Inflationomics

Excess Profits?

What are they in excess of? A fair amount? Who can determine what is fair or excessive? Voters who know nothing about the business? Politicians who just want to get votes for having done something for the voters?

“Excess,” “fair,” “obscene,” “windfall,” and “weapons of mass destruction” are all inflammatory words/phrases designed to incite envy, anger, panic, and action (or perhaps passivity) in voters’ minds. They are politically expedient terms used by politicians to garner votes. They only exist in the political world.

In the business world, however, there is no such thing as an “excess” profit. Assuming no fraud is involved, large profits can be used to discover and develop new resources, improve existing methods and efficiencies, pay employee and vendor bonuses for excellent service, endure lean times ahead, or pay dividends to shareholders. When large profits are earned, they are a signal that there is either great demand for, or a limited supply of something. They act as an incentive for producers to produce more of that good/service. And in the long run, if the producers are successful, prices will decline as more supply comes on line.

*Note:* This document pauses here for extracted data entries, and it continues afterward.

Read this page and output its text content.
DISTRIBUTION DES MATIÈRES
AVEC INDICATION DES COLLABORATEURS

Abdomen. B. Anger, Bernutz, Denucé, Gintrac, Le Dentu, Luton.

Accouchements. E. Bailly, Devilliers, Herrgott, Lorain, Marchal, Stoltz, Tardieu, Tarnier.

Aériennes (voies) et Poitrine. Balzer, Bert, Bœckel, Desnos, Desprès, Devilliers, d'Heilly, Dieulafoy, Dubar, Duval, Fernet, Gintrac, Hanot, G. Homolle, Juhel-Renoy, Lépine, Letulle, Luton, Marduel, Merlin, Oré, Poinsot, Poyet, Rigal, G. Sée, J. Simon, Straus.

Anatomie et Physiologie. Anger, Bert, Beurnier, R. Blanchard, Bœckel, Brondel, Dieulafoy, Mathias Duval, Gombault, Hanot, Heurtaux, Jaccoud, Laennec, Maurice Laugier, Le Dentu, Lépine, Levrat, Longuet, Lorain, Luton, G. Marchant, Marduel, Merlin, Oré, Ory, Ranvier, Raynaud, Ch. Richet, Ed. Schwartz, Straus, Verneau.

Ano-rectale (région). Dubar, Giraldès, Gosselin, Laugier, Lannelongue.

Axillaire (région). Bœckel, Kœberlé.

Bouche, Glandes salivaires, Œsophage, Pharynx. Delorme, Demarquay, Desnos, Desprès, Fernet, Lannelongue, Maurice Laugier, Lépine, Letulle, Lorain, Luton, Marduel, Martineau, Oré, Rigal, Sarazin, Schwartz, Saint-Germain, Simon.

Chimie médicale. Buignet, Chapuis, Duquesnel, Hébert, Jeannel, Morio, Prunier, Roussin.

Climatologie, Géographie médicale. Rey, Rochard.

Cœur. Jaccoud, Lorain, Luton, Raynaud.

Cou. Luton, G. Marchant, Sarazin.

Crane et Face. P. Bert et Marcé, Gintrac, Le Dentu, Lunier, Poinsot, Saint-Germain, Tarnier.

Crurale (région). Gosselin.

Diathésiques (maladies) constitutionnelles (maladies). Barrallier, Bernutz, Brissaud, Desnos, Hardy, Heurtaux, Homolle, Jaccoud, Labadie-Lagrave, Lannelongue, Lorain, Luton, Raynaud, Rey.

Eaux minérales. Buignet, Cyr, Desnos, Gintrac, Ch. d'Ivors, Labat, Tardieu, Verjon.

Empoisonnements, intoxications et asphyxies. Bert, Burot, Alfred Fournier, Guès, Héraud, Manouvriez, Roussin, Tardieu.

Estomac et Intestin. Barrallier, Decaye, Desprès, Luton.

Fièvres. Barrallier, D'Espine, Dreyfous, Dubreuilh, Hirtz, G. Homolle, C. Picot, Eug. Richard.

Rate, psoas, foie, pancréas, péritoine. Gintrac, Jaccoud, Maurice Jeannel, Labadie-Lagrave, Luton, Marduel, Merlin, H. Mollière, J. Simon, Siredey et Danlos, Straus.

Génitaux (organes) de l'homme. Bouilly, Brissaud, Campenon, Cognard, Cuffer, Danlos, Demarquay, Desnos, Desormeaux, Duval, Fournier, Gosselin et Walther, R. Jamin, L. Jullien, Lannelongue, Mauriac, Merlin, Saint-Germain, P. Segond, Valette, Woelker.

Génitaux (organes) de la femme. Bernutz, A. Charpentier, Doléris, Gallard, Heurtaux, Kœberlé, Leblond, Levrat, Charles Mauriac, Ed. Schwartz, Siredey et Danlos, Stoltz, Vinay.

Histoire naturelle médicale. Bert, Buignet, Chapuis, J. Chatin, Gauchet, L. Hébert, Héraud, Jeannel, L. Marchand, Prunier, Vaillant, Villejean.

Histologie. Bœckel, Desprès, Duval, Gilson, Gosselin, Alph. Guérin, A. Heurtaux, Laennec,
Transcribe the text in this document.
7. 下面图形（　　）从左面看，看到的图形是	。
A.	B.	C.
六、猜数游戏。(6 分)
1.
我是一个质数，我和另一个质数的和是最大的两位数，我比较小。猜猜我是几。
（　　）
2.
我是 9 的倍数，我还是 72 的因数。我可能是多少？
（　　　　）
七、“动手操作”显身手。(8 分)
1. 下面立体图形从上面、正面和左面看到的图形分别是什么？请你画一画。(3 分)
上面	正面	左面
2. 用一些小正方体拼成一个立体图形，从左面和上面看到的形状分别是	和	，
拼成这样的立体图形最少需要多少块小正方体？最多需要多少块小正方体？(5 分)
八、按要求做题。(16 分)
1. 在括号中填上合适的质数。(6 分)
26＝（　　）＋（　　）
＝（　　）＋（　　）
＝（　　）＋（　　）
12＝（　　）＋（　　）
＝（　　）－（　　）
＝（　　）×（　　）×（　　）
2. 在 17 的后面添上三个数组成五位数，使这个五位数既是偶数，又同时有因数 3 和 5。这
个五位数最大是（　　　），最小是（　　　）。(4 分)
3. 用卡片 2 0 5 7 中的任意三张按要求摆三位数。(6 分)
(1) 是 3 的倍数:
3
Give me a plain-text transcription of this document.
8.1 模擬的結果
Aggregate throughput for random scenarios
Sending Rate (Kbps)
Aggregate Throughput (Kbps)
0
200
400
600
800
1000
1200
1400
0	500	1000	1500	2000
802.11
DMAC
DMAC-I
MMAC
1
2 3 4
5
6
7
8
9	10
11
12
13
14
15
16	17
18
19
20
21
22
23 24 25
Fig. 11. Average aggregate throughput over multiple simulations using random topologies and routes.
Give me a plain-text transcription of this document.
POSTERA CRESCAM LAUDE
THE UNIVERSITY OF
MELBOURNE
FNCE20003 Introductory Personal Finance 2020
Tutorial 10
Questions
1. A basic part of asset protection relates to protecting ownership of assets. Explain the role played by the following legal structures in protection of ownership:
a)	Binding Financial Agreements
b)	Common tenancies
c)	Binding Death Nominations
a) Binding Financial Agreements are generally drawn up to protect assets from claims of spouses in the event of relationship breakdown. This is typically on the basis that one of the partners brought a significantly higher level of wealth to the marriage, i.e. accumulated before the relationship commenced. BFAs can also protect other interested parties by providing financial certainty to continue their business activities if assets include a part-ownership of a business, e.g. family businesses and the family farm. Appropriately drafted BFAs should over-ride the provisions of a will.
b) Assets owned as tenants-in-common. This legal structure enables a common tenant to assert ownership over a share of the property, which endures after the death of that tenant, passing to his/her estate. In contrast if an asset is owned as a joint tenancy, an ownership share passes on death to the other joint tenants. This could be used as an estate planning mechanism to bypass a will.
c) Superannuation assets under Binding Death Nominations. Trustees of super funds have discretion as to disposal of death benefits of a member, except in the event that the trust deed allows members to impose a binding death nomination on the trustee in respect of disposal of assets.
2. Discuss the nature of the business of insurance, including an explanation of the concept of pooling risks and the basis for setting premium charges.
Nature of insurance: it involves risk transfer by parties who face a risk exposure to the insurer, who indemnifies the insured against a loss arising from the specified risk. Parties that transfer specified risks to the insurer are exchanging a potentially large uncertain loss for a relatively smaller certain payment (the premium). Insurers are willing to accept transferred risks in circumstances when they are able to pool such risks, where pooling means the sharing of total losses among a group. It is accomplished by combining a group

But let’s assume those large profits are taxed away. Not only does one lose the incentive to produce more, but also the means with which to produce more. What’s more, if more of that good isn’t produced, prices will likely continue to rise. In short, “excessive profits taxes” on large profits decrease the likelihood that more of that good will be produced. “Excessive profits taxes” are simply another means for politicians to finance a fiscally irresponsible government in a politically expedient fashion.

In the long run, if “excess profits taxes” are levied on large profits, large profits will disappear, waste will be encouraged, very profitable businesses will move to less tax-hungry countries, and standards of living will decline in the tax-hungry countries.

Rather than encouraging governments to tax “excess” profits and chase profitable companies away, we should encourage governments and politicians to cut waste. Perhaps someone should recommend an “excess waste tax” if they want to fight something that’s excessive. But of course, the biggest waster is government! How could you impose a tax on government? It doesn’t have anything of its own. It has to obtain everything from those of us who are earning a profit! Talk about a conflict of interest and an incentive to find new tax revenues! Wow!